In response, Dollar Wi$e has made the following resources available to mayors:

  • A new “EITC Resources” page on its Web site at www.dollarwiseonline.org, with information and links on the EITC, VITA, and IRS outreach.

  • A new Dollar Wi$e Best Practices: Earned Income Tax Credit publication, profiling the EITC outreach efforts of Dollar Wi$e cities from Savannah to San Francisco.

  • The 2007 Earned Income Tax Credit and Child Tax Credit Outreach Kit, published by the Center on Budget and Policy Priorities.

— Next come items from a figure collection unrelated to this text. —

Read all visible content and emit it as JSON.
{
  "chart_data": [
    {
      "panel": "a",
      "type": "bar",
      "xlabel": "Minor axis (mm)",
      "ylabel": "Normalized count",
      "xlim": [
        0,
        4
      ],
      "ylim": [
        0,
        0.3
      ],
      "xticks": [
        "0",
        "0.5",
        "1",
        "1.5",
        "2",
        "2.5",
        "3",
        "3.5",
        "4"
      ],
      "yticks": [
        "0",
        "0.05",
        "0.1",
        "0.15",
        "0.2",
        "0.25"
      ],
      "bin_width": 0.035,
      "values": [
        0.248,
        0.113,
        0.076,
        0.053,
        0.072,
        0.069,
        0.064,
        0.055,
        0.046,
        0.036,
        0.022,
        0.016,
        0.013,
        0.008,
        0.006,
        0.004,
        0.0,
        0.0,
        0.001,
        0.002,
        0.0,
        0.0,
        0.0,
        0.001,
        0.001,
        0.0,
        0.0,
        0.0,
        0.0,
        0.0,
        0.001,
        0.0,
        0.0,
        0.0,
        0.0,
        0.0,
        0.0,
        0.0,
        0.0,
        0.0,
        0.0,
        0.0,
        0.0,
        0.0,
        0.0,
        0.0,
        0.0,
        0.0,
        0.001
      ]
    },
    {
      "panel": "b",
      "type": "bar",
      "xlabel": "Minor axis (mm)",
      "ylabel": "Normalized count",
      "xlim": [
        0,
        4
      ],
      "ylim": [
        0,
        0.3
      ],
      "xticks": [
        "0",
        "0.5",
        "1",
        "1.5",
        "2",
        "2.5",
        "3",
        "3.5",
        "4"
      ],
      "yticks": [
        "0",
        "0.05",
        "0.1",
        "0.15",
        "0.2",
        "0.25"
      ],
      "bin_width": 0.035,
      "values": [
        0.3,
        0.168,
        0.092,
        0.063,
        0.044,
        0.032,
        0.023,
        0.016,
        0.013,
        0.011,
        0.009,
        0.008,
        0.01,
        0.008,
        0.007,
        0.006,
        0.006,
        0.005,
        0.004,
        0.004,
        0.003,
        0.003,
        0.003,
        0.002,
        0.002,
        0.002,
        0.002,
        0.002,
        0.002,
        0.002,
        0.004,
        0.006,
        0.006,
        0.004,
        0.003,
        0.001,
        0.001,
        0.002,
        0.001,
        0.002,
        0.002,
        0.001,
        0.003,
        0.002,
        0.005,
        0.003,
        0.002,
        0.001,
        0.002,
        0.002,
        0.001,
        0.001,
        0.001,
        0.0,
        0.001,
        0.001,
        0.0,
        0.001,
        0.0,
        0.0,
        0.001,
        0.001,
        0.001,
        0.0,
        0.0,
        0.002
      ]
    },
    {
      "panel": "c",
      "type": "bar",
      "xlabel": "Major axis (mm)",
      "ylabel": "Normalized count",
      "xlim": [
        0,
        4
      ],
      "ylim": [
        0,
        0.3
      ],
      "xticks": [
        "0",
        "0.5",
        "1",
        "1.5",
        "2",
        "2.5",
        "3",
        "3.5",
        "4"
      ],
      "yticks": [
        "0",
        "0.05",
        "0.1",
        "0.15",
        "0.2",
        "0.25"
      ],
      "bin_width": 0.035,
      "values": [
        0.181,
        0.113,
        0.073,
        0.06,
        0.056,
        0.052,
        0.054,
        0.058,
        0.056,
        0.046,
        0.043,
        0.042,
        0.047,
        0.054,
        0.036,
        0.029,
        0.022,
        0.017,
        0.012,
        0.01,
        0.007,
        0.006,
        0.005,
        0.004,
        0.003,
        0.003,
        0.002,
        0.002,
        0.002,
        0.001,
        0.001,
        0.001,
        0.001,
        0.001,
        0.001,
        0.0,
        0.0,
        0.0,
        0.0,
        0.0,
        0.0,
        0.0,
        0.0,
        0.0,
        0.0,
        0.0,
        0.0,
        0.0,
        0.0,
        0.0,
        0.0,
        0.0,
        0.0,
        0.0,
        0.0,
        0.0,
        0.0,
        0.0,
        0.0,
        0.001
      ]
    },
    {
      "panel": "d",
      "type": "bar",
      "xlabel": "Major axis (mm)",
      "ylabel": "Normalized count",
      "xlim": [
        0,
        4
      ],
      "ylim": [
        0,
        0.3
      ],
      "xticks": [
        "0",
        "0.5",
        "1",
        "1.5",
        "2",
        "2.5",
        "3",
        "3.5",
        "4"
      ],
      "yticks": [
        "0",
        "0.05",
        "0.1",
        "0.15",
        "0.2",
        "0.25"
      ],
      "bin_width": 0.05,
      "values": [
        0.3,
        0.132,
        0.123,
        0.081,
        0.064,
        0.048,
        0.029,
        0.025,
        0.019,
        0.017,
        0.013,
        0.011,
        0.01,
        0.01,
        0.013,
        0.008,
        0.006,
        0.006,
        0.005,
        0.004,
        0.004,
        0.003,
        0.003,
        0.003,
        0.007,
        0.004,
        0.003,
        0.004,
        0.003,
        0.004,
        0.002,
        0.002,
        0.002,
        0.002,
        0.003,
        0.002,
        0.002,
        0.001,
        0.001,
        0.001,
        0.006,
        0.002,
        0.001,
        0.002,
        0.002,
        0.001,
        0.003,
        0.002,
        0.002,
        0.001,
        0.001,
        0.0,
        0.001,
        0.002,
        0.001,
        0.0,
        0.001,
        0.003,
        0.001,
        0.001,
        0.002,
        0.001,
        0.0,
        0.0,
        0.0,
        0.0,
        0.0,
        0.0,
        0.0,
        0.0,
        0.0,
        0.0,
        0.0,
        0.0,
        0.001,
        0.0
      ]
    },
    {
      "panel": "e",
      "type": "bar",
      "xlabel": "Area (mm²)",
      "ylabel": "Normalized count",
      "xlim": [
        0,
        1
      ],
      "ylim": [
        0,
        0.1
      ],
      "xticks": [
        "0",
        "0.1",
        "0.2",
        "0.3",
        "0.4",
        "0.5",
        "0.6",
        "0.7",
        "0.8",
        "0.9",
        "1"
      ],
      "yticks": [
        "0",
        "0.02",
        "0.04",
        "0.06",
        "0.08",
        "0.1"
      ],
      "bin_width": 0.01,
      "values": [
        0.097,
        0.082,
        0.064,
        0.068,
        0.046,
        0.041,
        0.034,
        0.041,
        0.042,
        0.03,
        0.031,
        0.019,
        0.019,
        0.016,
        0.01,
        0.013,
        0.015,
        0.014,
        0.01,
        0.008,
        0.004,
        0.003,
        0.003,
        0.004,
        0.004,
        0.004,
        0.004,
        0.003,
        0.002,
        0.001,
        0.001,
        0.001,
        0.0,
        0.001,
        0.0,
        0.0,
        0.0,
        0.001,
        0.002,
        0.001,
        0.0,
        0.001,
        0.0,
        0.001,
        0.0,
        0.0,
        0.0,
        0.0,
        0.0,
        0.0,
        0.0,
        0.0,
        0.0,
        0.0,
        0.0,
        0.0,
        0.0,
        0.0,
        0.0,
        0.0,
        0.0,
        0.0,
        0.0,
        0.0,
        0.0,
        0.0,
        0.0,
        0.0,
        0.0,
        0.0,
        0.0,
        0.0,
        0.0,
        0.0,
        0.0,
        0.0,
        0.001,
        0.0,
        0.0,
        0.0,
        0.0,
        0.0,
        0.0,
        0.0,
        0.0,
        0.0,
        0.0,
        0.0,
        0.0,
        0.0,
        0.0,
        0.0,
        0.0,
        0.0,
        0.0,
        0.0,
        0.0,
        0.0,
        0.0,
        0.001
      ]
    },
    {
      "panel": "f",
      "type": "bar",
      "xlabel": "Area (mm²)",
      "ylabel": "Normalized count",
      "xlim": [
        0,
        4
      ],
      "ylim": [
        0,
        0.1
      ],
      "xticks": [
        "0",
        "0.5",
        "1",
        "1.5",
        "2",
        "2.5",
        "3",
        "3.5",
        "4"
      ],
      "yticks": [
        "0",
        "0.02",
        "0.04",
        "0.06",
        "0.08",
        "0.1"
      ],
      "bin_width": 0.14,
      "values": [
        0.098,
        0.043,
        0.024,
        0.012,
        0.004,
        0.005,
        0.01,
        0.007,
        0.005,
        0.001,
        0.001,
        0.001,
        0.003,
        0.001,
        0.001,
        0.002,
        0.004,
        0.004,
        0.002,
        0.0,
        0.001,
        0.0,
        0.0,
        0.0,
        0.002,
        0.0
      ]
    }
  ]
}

Dollar Wi$e has joined the National EITC Outreach Partnership, a broad coalition of organizations across the nation working to increase awareness of this initiative.

What is the EITC?

The EITC is one of the federal government’s largest anti-poverty initiatives. It reduces or eliminates the taxes owed by America’s lowest-income families. As a refundable tax credit, if the credit exceeds the amount of taxes owed it results in a refund to the taxpayer. Since its introduction in 1975, it has distributed billions of dollars and lifted millions of American families out of poverty.

Many states, the District of Columbia, and some cities each have their own income tax credits that supplement the EITC. However, to claim the credit individuals must file an income tax return, even if their earnings were not high enough to require it. For this reason, many Dollar Wi$e cities run Volunteer Income Tax Assistance (VITA) sites to help their residents prepare and file tax returns and claim the EITC.